I can't wait to go on vacation.

OpenTable for Restaurant Reservations

If you're not familiar with our new travel site oistr yet, the labour of my life for the last year or so (and our programmer Sean Hudson especially) it is a map-based travel community set to launch soon. It is designed to bring businesses and travellers together, and inspire travellers to keep travelling.

We've formed a partnership with a company called OpenTable that will proived restaurant listings online reservations.

They have over 10,000 restaurants world wide with most of them in North America. This is going to be really great content for oistr because the restaurants not only slot right into the site but you can actually book them online through OpenTable.

We're investigating partnerships with as many companies as possible like OpenTable and Travelocity to give us the business content that we need for our site. Mutually beneficial partnerships are the way to go for a small business like ours.

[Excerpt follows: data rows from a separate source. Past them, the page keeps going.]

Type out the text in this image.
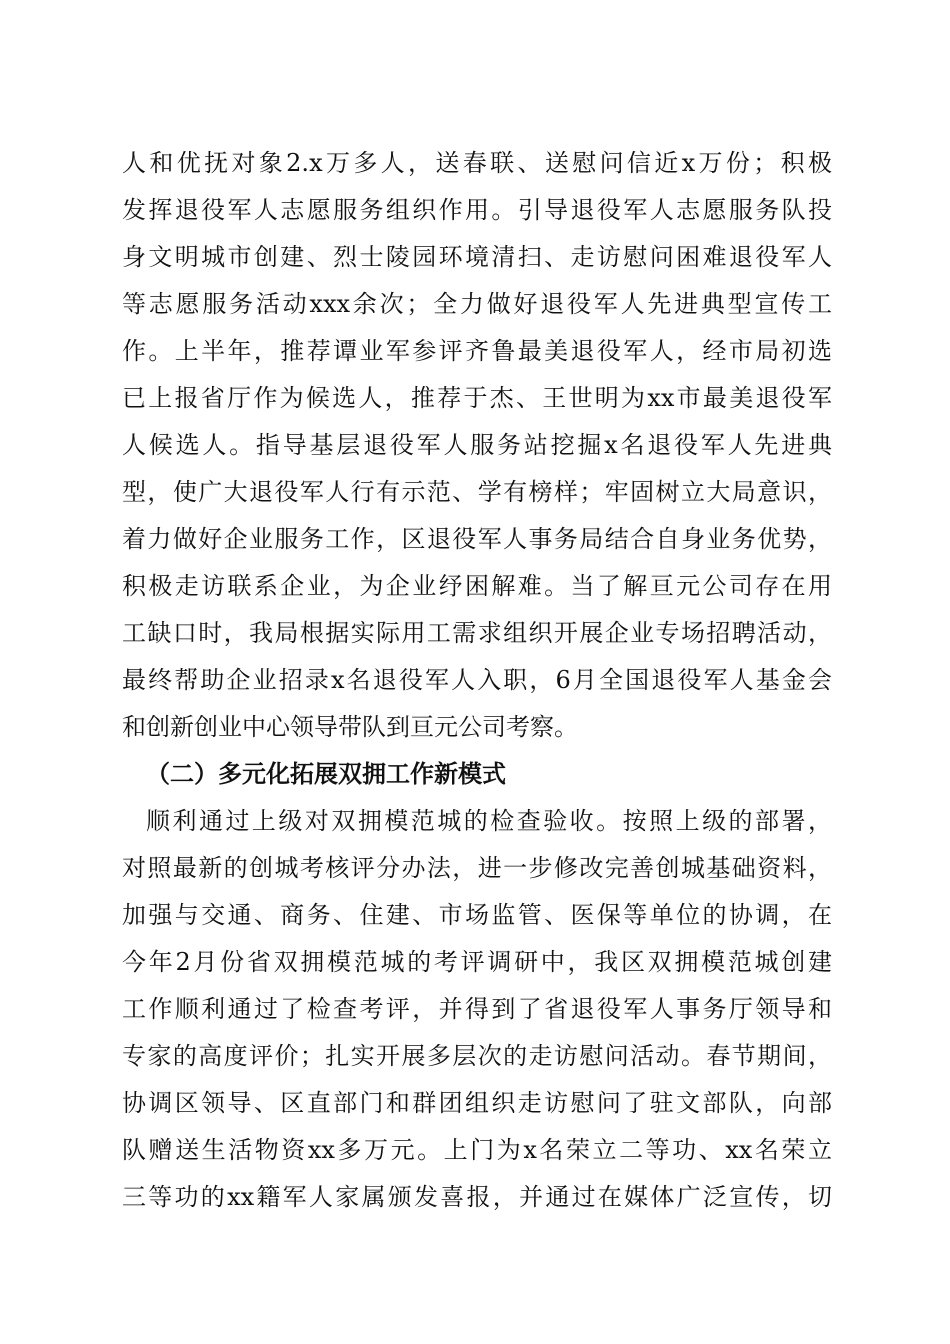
人和优抚对象2.x万多人，送春联、送慰问信近x万份；积极
发挥退役军人志愿服务组织作用。引导退役军人志愿服务队投
身文明城市创建、烈士陵园环境清扫、走访慰问困难退役军人
等志愿服务活动xxx余次；全力做好退役军人先进典型宣传工
作。上半年，推荐谭业军参评齐鲁最美退役军人，经市局初选
已上报省厅作为候选人，推荐于杰、王世明为xx市最美退役军
人候选人。指导基层退役军人服务站挖掘x名退役军人先进典
型，使广大退役军人行有示范、学有榜样；牢固树立大局意识，
着力做好企业服务工作，区退役军人事务局结合自身业务优势，
积极走访联系企业，为企业纾困解难。当了解亘元公司存在用
工缺口时，我局根据实际用工需求组织开展企业专场招聘活动，
最终帮助企业招录x名退役军人入职，6月全国退役军人基金会
和创新创业中心领导带队到亘元公司考察。
（二）多元化拓展双拥工作新模式
顺利通过上级对双拥模范城的检查验收。按照上级的部署，
对照最新的创城考核评分办法，进一步修改完善创城基础资料，
加强与交通、商务、住建、市场监管、医保等单位的协调，在
今年2月份省双拥模范城的考评调研中，我区双拥模范城创建
工作顺利通过了检查考评，并得到了省退役军人事务厅领导和
专家的高度评价；扎实开展多层次的走访慰问活动。春节期间，
协调区领导、区直部门和群团组织走访慰问了驻文部队，向部
队赠送生活物资xx多万元。上门为x名荣立二等功、xx名荣立
三等功的xx籍军人家属颁发喜报，并通过在媒体广泛宣传，切
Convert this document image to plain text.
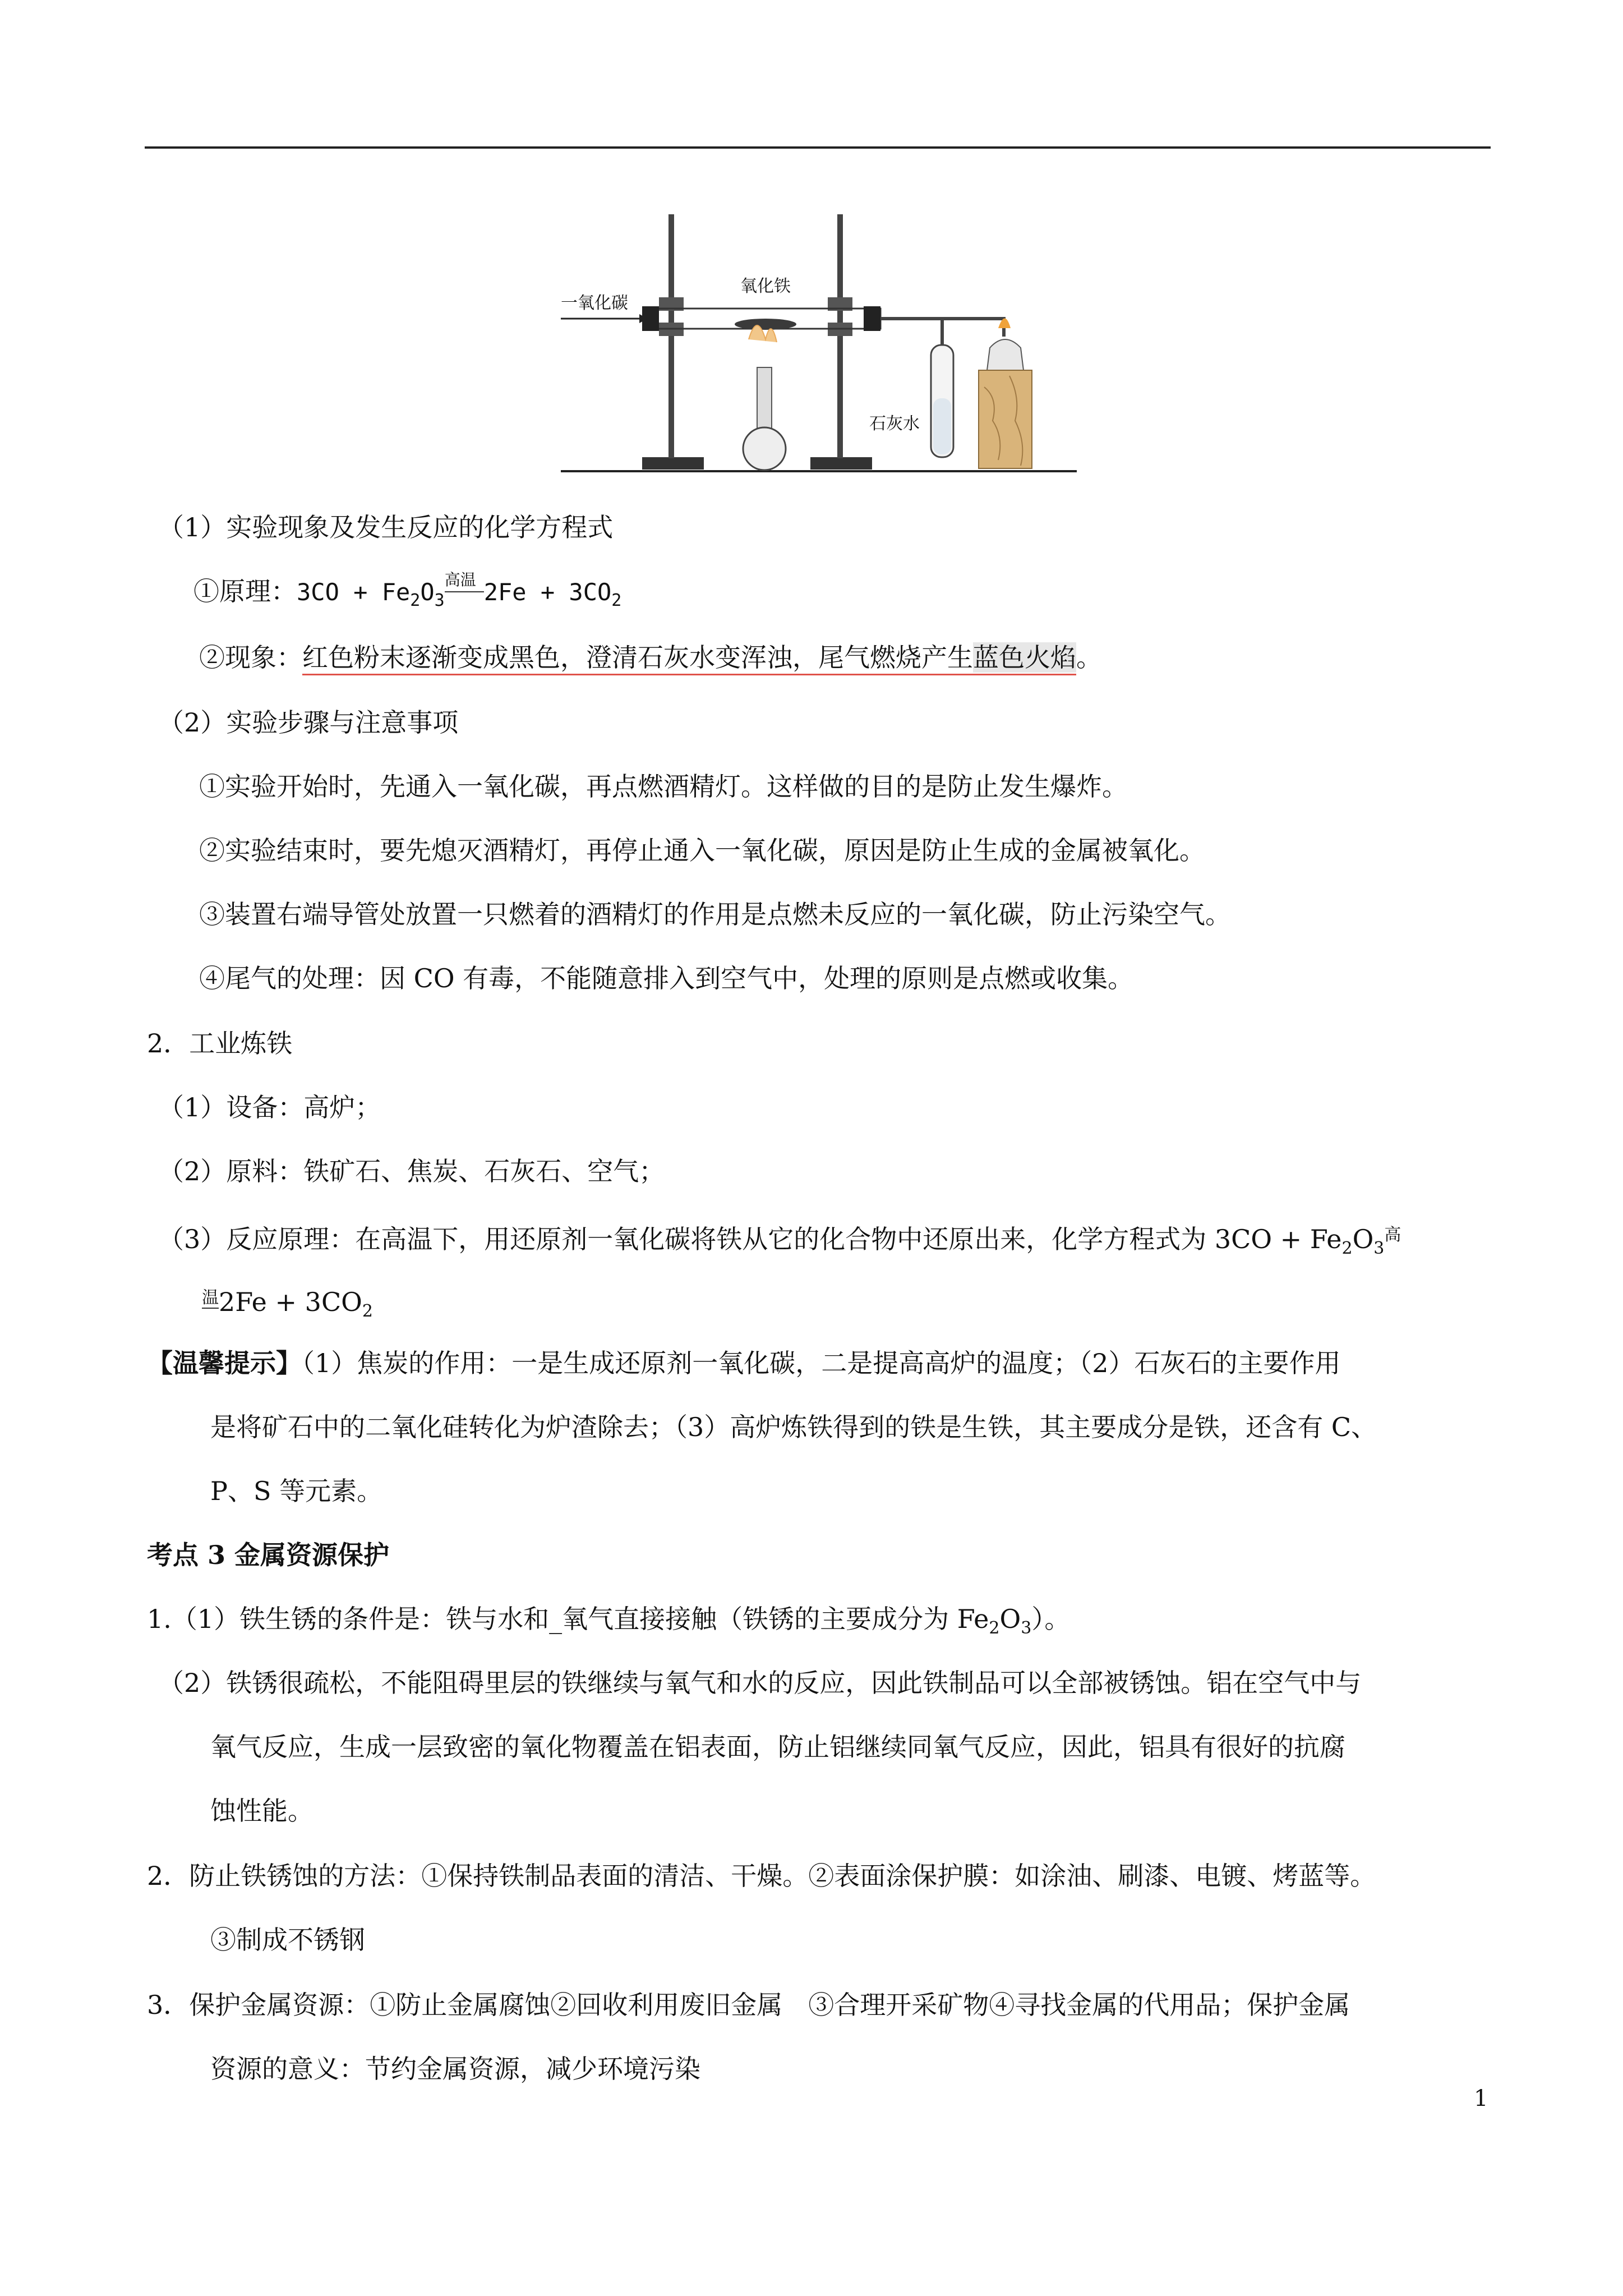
一氧化碳
氧化铁
石灰水
（1）实验现象及发生反应的化学方程式
①原理：$3CO + Fe_2O_3$
高温 $2Fe + 3CO_2$
②现象：红色粉末逐渐变成黑色，澄清石灰水变浑浊，尾气燃烧产生蓝色火焰。
（2）实验步骤与注意事项
①实验开始时，先通入一氧化碳，再点燃酒精灯。这样做的目的是防止发生爆炸。
②实验结束时，要先熄灭酒精灯，再停止通入一氧化碳，原因是防止生成的金属被氧化。
③装置右端导管处放置一只燃着的酒精灯的作用是点燃未反应的一氧化碳，防止污染空气。
④尾气的处理：因 CO 有毒，不能随意排入到空气中，处理的原则是点燃或收集。
2．工业炼铁
（1）设备：高炉；
（2）原料：铁矿石、焦炭、石灰石、空气；
（3）反应原理：在高温下，用还原剂一氧化碳将铁从它的化合物中还原出来，化学方程式为 $3CO + Fe_2O_3^高$
$^温2Fe + 3CO_2$
【温馨提示】（1）焦炭的作用：一是生成还原剂一氧化碳，二是提高高炉的温度；（2）石灰石的主要作用
是将矿石中的二氧化硅转化为炉渣除去；（3）高炉炼铁得到的铁是生铁，其主要成分是铁，还含有 C、
P、S 等元素。
考点 3 金属资源保护
1.（1）铁生锈的条件是：铁与水和_氧气直接接触（铁锈的主要成分为 $Fe_2O_3$）。
（2）铁锈很疏松，不能阻碍里层的铁继续与氧气和水的反应，因此铁制品可以全部被锈蚀。铝在空气中与
氧气反应，生成一层致密的氧化物覆盖在铝表面，防止铝继续同氧气反应，因此，铝具有很好的抗腐
蚀性能。
2．防止铁锈蚀的方法：①保持铁制品表面的清洁、干燥。②表面涂保护膜：如涂油、刷漆、电镀、烤蓝等。
③制成不锈钢
3．保护金属资源：①防止金属腐蚀②回收利用废旧金属　③合理开采矿物④寻找金属的代用品；保护金属
资源的意义：节约金属资源，减少环境污染
1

Martiniboys is another company we are partnering with for content. Although Martiniboys won't offer booking they'll have the up-to-date nightspots with pictures for us to slot into the system.

The users themselves are going to be the largest source of content. We're envisioning a massive collection of travel experience form people that travel including people who want to nominate places and businesses in their own backyards.

For now though, our modest partnerships are putting a lot of content on the map for our initial launch and we hope that people enjoy the site enough to add their own.